Differential Diagnosis:

1) Most likely GERD: Patient presents with cough that gets worse at nighttime when he lays down to go to sleep. Later on, during ROS patient also states that he experiences heartburn (pyrosis) when drinking alcohol and eating spicy food which further points to a GERD diagnosis. Also, with no signs of fever, chills, N/V, rhinorrhea, or nasal obstruction points away from a bacterial infection or viral infection. When it comes the chest pain that the patient is complaining about, I think that is most likely due to the high frequency of coughs our patient is experiencing and the pain on palpation further backs that up. The intercostal muscles may be sore due to constant coughing.
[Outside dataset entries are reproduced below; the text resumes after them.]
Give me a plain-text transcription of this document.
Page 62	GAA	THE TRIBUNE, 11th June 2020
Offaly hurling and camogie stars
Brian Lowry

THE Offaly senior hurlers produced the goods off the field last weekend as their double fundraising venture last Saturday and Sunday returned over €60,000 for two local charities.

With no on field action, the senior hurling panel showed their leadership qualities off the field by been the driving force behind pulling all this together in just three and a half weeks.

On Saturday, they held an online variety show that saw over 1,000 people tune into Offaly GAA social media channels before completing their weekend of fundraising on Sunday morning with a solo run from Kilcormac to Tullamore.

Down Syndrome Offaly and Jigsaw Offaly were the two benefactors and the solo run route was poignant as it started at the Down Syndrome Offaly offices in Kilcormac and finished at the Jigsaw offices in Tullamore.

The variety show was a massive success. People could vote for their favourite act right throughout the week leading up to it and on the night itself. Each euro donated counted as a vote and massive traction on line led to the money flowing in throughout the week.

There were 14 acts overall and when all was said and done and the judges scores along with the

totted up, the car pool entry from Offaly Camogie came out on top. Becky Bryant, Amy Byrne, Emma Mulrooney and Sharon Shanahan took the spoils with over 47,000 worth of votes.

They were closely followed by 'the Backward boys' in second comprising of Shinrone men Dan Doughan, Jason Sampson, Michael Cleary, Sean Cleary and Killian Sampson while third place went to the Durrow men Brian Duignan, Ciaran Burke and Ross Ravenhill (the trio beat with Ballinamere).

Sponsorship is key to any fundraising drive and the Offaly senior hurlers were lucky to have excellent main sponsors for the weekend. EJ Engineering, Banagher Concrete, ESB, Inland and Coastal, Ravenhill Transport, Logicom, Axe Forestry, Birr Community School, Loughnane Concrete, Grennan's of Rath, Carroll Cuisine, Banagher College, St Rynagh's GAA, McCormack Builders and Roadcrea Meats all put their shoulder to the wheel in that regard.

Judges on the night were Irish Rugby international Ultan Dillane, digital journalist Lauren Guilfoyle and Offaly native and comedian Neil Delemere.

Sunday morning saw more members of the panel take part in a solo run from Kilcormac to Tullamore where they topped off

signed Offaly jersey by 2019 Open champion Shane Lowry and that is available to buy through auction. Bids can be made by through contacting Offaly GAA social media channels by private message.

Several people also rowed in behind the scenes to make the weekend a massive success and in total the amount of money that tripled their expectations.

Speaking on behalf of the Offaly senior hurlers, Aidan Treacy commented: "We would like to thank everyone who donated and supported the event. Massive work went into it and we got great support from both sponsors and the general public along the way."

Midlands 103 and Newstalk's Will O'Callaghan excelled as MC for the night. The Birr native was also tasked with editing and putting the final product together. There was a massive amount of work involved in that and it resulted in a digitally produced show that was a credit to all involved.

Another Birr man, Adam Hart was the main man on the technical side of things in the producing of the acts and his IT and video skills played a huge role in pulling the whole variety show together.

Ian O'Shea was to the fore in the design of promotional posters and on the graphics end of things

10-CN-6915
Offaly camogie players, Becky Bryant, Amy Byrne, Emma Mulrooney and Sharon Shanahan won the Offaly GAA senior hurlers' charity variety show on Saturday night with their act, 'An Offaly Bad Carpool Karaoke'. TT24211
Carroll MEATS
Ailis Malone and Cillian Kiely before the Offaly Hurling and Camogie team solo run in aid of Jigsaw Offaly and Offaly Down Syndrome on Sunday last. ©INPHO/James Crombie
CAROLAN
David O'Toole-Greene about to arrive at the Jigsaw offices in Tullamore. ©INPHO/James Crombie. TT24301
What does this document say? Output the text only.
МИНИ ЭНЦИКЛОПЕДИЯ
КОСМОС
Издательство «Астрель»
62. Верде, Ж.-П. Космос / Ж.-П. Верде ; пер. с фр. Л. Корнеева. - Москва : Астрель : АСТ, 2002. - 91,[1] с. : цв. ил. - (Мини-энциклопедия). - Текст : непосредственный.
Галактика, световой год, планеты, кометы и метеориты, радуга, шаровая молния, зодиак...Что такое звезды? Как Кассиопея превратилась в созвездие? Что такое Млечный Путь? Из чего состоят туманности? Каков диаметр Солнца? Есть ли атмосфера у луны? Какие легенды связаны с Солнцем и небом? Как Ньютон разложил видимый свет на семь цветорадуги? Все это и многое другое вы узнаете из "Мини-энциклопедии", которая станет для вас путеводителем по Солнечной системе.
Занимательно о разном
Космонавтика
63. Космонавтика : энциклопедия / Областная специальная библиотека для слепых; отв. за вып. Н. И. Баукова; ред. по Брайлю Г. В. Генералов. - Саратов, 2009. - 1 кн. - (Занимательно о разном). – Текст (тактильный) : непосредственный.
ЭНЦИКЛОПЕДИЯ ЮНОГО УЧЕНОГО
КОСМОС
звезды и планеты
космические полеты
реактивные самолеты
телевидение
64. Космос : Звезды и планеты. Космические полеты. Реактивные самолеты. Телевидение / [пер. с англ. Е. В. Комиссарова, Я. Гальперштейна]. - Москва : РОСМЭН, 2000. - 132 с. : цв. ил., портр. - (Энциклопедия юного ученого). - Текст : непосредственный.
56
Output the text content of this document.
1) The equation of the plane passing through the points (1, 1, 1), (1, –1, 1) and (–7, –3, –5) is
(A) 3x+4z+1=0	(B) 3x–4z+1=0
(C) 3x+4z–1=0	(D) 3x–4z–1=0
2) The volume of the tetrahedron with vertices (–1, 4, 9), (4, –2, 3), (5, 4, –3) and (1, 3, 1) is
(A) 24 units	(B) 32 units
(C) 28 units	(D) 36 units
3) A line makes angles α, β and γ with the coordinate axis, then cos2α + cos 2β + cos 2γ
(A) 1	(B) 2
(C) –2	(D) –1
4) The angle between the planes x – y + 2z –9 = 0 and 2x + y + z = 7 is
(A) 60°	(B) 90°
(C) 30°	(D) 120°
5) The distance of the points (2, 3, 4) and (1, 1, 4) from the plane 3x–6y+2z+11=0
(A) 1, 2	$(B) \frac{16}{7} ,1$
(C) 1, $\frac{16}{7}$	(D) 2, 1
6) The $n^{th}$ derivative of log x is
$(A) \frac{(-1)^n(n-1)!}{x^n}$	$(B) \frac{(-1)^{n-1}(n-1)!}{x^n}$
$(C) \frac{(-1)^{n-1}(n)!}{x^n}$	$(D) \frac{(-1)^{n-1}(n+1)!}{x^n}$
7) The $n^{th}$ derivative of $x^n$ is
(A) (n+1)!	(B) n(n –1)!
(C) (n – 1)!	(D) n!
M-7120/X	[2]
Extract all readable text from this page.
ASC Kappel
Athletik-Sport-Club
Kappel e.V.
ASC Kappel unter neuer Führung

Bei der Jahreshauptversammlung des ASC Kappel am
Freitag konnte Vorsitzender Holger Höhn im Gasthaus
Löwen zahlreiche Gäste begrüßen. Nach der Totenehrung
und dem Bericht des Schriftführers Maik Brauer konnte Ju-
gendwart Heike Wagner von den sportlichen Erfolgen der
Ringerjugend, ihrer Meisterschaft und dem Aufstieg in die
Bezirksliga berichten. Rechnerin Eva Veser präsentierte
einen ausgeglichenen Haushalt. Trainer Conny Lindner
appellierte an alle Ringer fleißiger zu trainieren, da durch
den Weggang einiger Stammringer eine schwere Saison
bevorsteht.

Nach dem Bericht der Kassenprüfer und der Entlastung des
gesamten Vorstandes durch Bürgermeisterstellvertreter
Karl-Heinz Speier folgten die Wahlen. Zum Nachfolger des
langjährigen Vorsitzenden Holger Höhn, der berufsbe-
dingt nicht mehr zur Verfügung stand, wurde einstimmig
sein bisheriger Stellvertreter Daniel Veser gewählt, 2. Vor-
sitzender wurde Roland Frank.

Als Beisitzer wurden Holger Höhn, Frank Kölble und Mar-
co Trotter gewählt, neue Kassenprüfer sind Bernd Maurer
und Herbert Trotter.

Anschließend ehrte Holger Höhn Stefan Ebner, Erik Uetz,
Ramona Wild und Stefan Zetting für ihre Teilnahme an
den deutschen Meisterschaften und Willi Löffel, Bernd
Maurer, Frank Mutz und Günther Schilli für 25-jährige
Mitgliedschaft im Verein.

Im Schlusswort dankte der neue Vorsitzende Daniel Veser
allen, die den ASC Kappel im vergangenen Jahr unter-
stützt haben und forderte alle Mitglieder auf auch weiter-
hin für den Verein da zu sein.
2) Likely due to medication. Patient has a history of HTN and the only medication he is currently taking is Lisinopril. Lisinopril is an ACEi and known to cause cough in patients as it increases levels of bradykinin.

3) Myocardial infarction/ Stable Angina: Although unlikely, given the patients age and history of HTN and Hyperlipidemia, its important that we rule out MI and do further testing to see if its stable angina (stress testing).

4) COVID-19

 

 

Plan:

1) Order CBC, CMP, Hemoglobin A1C.

2) Refer to GI for a 24hr ambulatory pH monitoring while at the same time start patient on omeprazole, 20 mg orally once a day for 4 weeks and see if he gets any better.

3) Refer to Cardio to perform stress testing and rule in/out angina.

4) Discontinue Lisinopril and instead place patient on an ARB like Losartan, 50 mg orally once a day as ARBs are less likely to cause cough.

5) Continue with Flomax 0.4 mg PO at bedtime for BPH.

6) Continue with Atorvastatin, 20 mg PO QHS for HLD.

7) Continue with Metformin HCL, PO, 500mg Monday/Wednesday/Friday for DM2.

8) Lifestyle modifications: suggest patient to sleep with his head elevated up to 6 inches with a pillow or 2. Avoid eating late at night, avoid eating spicy food, fatty food, chocolate, peppermint, or caffeinated products, and reduce alcohol intake.

9) Also refer patient to physical therapy to encourage working out as it can help reduce GERD symptoms. (BMI of 29).

10) Advise patient to follow up in 4 weeks after he finishes omeprazole.